The term 'cartopology' was first coined by Dear Hunter and the 'Institute of Cartopology' around 2018. However, the actual practice of doing cartopological research is known to be done in the sixteenth century. Early modern cartographers drew all kinds of scenes on the maps that displayed their own cultural or geographical background and political position. Arguably, Alexander von Humboldt is the last explorer that worked with cartopology to study and express his findings. According to the German historian Karl Schlögel, “Alexander von Humboldt is a late embodiment of a knowledge that unites much that would soon grow apart: disciplines such as mineralogy, geography, ethnology, linguistics, botany, zoology, and history; genres such as statistics, geodesy, the registration and recording of all he found in a land, the dense description of situation, and the historical study; and forms of organization - he was a scientist as well as an entrepreneur and manager of science.” Von Humboldt used his drawing skills and his scientific intellect to create a multi-layered piece of information that could not be retrieved from a merely written scientific paper or factual map of the kind we know today. "Humboldt's major scientific contribution was realizing the interconnectedness of climate, geography, nature, and human societies. (...) By creating visualizations of data that had previously been bound up in tables, Humboldt revealed connections that had eluded others." This new understanding of the world should not be seen as a linear piece of information, but rather as a circular and interconnected story.
Most current day cartographers however, aim to represent the world in a mere lineal, physical manner. More intimate information based on experiences of the place are therefore left out of the map. In cartopology, this anthropological and ethnographic information is central to the map making process. In this sense, cartopology in the 21st century use of the term, strongly builds on the work of Tim Ingold and Stefan Hirschauer. The former developed an idea around thinking through making. The latter explained how hidden knowledge can be discovered, transferred and modelled into space and time on maps effectively.

== Current use ==

=== Policy advice ===

'Hills with a history', 2019, Dear Hunter. An exemplary work of cartopologic research.

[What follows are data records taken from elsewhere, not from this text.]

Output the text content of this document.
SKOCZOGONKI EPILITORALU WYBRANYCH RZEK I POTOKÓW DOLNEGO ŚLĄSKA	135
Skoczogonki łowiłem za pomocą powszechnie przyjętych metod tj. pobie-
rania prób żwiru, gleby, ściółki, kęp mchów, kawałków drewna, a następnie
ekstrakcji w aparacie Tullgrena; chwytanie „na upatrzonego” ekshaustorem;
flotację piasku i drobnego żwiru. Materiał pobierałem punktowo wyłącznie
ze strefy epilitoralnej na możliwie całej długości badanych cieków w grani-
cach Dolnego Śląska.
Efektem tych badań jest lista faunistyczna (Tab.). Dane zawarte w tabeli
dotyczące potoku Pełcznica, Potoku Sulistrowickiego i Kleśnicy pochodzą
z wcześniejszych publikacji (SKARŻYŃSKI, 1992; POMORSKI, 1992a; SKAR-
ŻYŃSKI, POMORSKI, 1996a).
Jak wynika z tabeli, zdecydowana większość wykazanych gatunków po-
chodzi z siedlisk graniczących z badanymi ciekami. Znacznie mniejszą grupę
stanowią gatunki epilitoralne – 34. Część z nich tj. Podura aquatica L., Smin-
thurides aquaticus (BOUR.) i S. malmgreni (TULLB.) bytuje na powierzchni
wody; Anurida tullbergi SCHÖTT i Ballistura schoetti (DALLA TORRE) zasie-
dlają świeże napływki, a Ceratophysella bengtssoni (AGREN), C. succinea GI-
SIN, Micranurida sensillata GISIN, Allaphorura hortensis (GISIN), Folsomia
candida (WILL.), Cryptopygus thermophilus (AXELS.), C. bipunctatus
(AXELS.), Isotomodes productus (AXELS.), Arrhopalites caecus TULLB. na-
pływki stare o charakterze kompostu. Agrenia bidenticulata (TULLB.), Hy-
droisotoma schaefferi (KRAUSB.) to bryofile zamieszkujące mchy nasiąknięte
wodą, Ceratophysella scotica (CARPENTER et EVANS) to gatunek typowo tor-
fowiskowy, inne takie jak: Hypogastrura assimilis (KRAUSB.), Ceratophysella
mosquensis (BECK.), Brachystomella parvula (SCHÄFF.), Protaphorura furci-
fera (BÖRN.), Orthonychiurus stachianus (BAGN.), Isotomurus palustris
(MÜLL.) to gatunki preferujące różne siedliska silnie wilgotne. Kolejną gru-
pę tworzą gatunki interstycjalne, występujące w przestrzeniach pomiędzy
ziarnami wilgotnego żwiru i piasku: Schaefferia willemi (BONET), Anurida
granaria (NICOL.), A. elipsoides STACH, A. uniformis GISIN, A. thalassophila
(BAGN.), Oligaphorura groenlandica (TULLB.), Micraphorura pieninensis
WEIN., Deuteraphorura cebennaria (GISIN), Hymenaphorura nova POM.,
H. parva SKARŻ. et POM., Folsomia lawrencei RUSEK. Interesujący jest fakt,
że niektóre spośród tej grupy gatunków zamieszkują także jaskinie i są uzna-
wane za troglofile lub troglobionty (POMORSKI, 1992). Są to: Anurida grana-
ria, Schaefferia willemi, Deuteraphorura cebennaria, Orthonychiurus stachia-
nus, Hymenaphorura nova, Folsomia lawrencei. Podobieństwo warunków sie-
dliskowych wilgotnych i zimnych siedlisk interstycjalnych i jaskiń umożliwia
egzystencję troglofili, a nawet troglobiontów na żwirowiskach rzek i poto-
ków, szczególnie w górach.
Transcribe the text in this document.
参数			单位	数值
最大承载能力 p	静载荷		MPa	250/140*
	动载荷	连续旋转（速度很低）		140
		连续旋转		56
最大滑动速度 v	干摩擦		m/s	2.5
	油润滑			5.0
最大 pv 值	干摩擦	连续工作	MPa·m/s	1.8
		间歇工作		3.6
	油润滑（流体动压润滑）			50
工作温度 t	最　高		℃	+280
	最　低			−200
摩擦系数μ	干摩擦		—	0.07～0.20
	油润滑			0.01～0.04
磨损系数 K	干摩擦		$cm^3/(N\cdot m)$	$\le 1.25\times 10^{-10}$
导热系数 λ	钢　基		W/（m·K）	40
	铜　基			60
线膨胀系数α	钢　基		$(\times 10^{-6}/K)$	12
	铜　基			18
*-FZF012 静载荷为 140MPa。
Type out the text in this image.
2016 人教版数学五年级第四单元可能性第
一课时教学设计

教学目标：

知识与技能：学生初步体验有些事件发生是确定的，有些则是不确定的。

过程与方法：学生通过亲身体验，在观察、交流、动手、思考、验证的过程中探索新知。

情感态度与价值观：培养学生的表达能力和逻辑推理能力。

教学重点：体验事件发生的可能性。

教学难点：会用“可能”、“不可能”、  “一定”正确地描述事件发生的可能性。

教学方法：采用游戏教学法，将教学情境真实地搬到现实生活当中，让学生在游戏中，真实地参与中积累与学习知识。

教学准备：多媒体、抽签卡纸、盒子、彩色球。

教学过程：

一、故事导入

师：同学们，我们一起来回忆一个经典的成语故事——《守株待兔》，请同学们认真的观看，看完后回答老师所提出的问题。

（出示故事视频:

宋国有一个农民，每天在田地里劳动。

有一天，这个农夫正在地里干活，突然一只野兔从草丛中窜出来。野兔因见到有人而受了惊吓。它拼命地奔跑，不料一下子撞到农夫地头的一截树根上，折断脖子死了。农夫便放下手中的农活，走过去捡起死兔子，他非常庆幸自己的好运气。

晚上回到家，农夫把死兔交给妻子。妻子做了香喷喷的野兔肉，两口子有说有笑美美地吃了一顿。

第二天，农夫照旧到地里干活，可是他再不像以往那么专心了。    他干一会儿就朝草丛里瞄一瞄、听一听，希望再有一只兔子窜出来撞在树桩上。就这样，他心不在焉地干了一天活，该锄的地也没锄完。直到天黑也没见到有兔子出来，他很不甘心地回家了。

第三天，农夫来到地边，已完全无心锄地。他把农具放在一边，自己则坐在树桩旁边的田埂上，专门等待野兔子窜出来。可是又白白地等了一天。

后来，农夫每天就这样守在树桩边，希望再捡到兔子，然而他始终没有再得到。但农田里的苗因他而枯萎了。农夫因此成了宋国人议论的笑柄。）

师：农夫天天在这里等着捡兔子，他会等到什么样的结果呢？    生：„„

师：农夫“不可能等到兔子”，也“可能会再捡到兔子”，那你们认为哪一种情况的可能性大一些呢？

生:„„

Cartopological research is often carried out at the request of local governments or policy makers who are interested in the way the space that they designed is actually being used. The most important benefit of this type of research, is the fact that it relates directly to the space the policy maker or designer is interested in. The geographical way of working assures the client that the outcome of the research is recognizable and relatable - and therefore instrumental in future design questions. Each problem or noteworthy characteristic of the place will get a concrete place on the map. This map is both the outcome of the research assignment, as well as a detailed report of the process of the research.

=== Exhibitions ===
There have been several exhibitions that displayed cartopological work. These exhibitions mainly focused on local design identities or map making as an art form. As an artistic expression, cartopology adds a locality to the design process in the form of storytelling. This is traditionally absent in spatial planning. But it also functions the other way around: in a storytelling process, the location of the story is, in the cartopological sense, often neglected. The cartopologist aims to give the space in which something takes place the credits it deserves.

=== Education ===
A specific educational course has been developed called 'Doing Cartopology' which aims to teach students of architecture, anthropology and various art disciplines to become familiar with the benefits of the cartopological method. This course has been taught at various universities and art academies, such as the RWTH in Aachen, Zuyd Hogeschool in Maastricht and KU Leuven.